The direct influence of the Irish vote may be waning, as the great waves of emigration to the US are passed. But there remains a romance about Ireland and all things Irish in the US that London has never been able to dispel. This complicated US-UK relations no end during the troubles, as a succession of ambassadors and prime ministers tried – mostly in vain – to persuade the US to stem the flow of funds to the IRA, seen by many in the US as “freedom fighters” pursuing the just cause of a united Ireland. Needless to say, this was not how it was seen in most of the UK, especially when “The Troubles” were at their height and the IRA brought their bombs to mainland Britain.
The Good Friday Agreement largely defused these particular state-level tensions. But each anniversary comes with certain reminders that are not especially comfortable for London; this despite Tony Blair – now Sir Tony – insisting, as he has again in recent days, that the agreement is “still an example for the world” and effectively reminding everyone that, even if he did not initiate the talks, he helped bring them to a successful conclusion.
And, of course, it would be churlish to deny Blair his laurels.
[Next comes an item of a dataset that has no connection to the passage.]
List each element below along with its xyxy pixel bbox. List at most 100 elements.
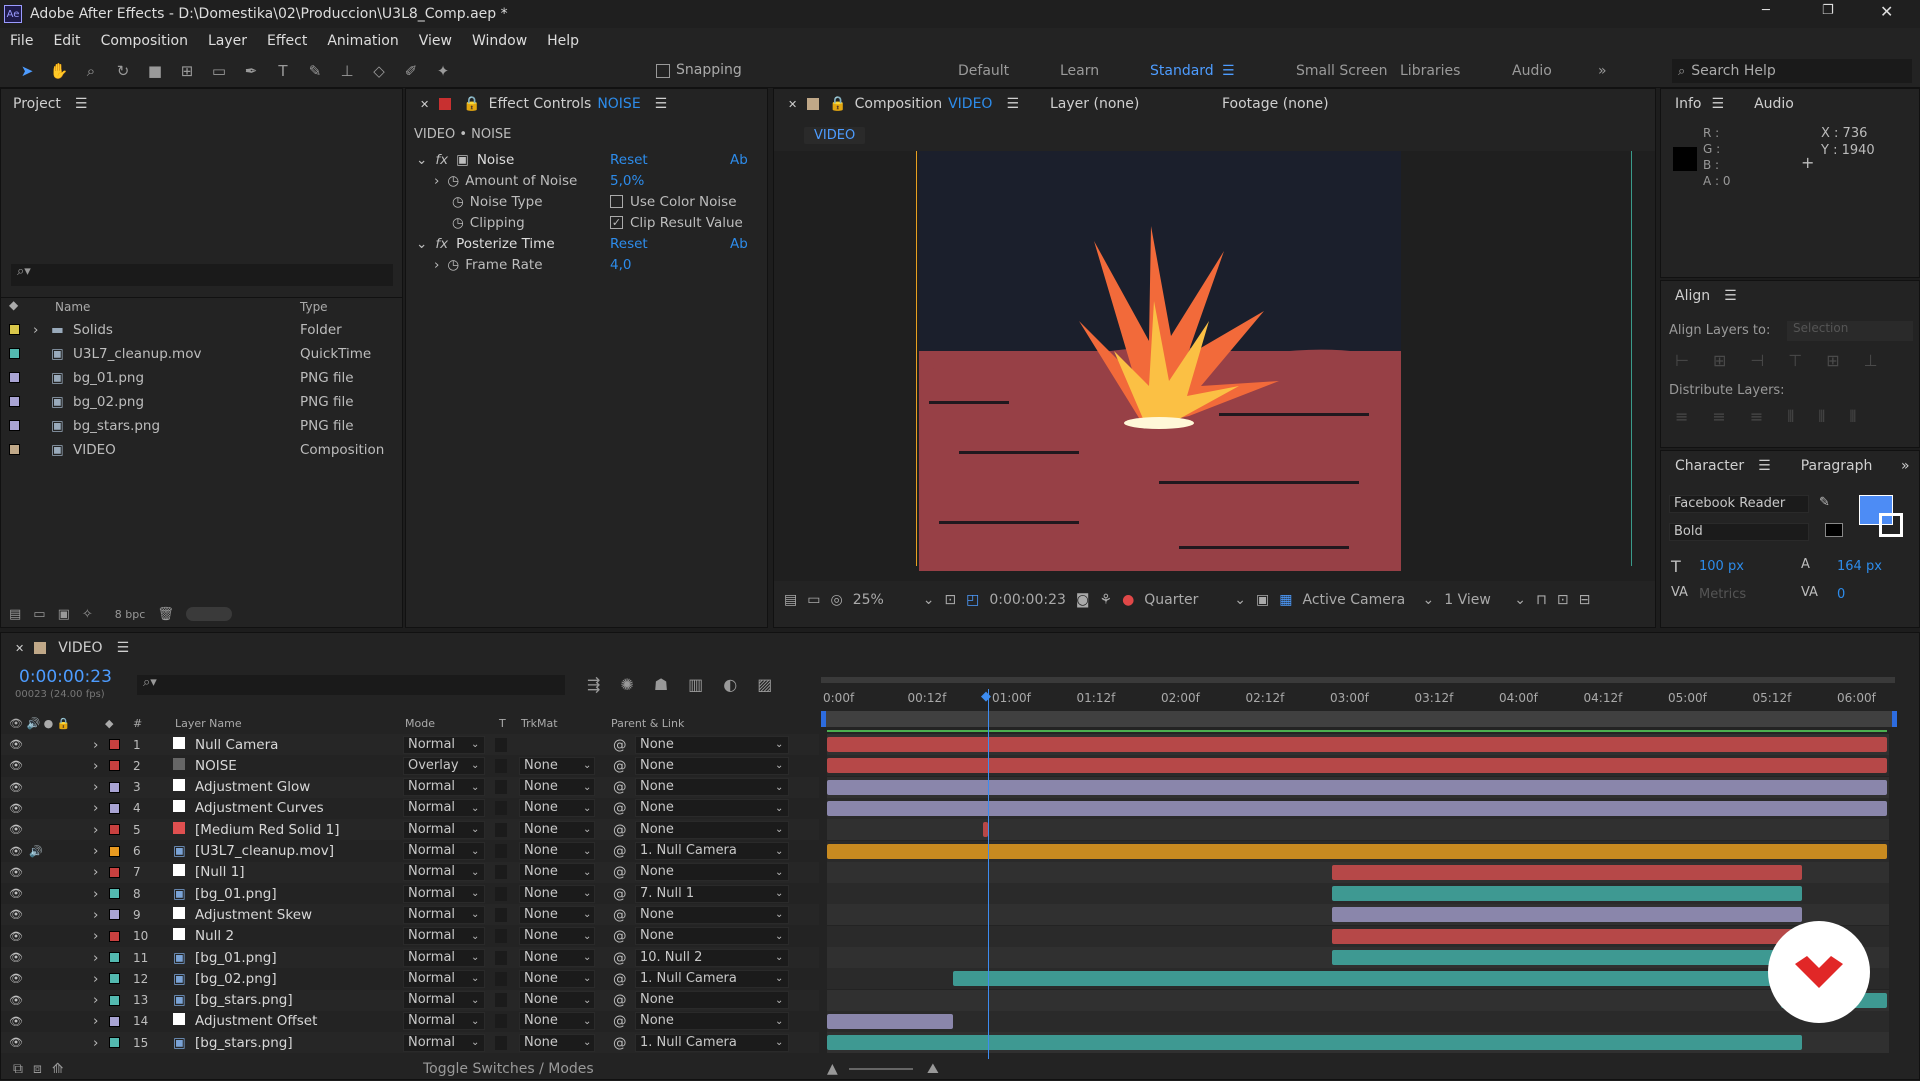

But there were three in that agreement, and the others were the Irish taoiseach, Bertie Ahern, and Senator Mitchell, who chaired the talks. As seen from the UK, it is always Blair who features front and central, but by common consent there would have been no agreement had it not been for Mitchell.
That is one slight point that grates for London. UK governments and diplomats are very good at recommending third-party mediation to others (especially if the mediator is to be a Briton). But they really do not like it for what they might regard as the country’s “internal affairs”, which is how Northern Ireland’s “Troubles” were seen. This is why London really disliked what it saw as unwarranted US “advice” to settle Brexit disputes relating to Northern Ireland with the EU.
Another point often downplayed by London is that the agreement for the first time gave the Republic of Ireland a (small) say in the affairs of the North. In so doing, it effectively eroded the sovereignty of the UK. As with the small amount of sovereignty EU members agree to cede to the Union, you can argue that this small sacrifice is eminently worth making for the greater good (in this case, of peace). But this is a concession, and it is one that for the UK, but particularly for the Northern Ireland unionists, remains a bitter pill.
There is also a third point, which is of particular relevance in advance of the US president’s visit to Belfast. Northern Ireland has been transformed by the Good Friday Agreement. Sectarian violence is now rare. Catholics are not the disadvantaged minority they once were. But the peace remains fragile and far from complete.
The UK government put out a warning about the risk of attacks on police around the time of the anniversary (10 April). It is still not certain that the “Windsor Framework” will be enough to prevent any destabilisation in Northern Ireland. The power-sharing arrangement that was agreed 25 years ago turns out not to work now that the cast of characters has changed. And peace has not brought reconciliation; there are still fenced enclaves in Belfast, there are still marches and bonfires in August, there are very few schools that cross the religious divide.
In other words, while peace is a lot better than war, even all these years on, Northern Ireland still suffers from many of the tensions that bedog divided communities elsewhere. This is the truth, but it is a truth that the UK side, at least, prefers not to hear.
It is also another reason why, in the coming week, hosts and visitors alike will need to tread carefully to avoid the many snares that await in the perilous diplomatic territory that is the divided island of Ireland.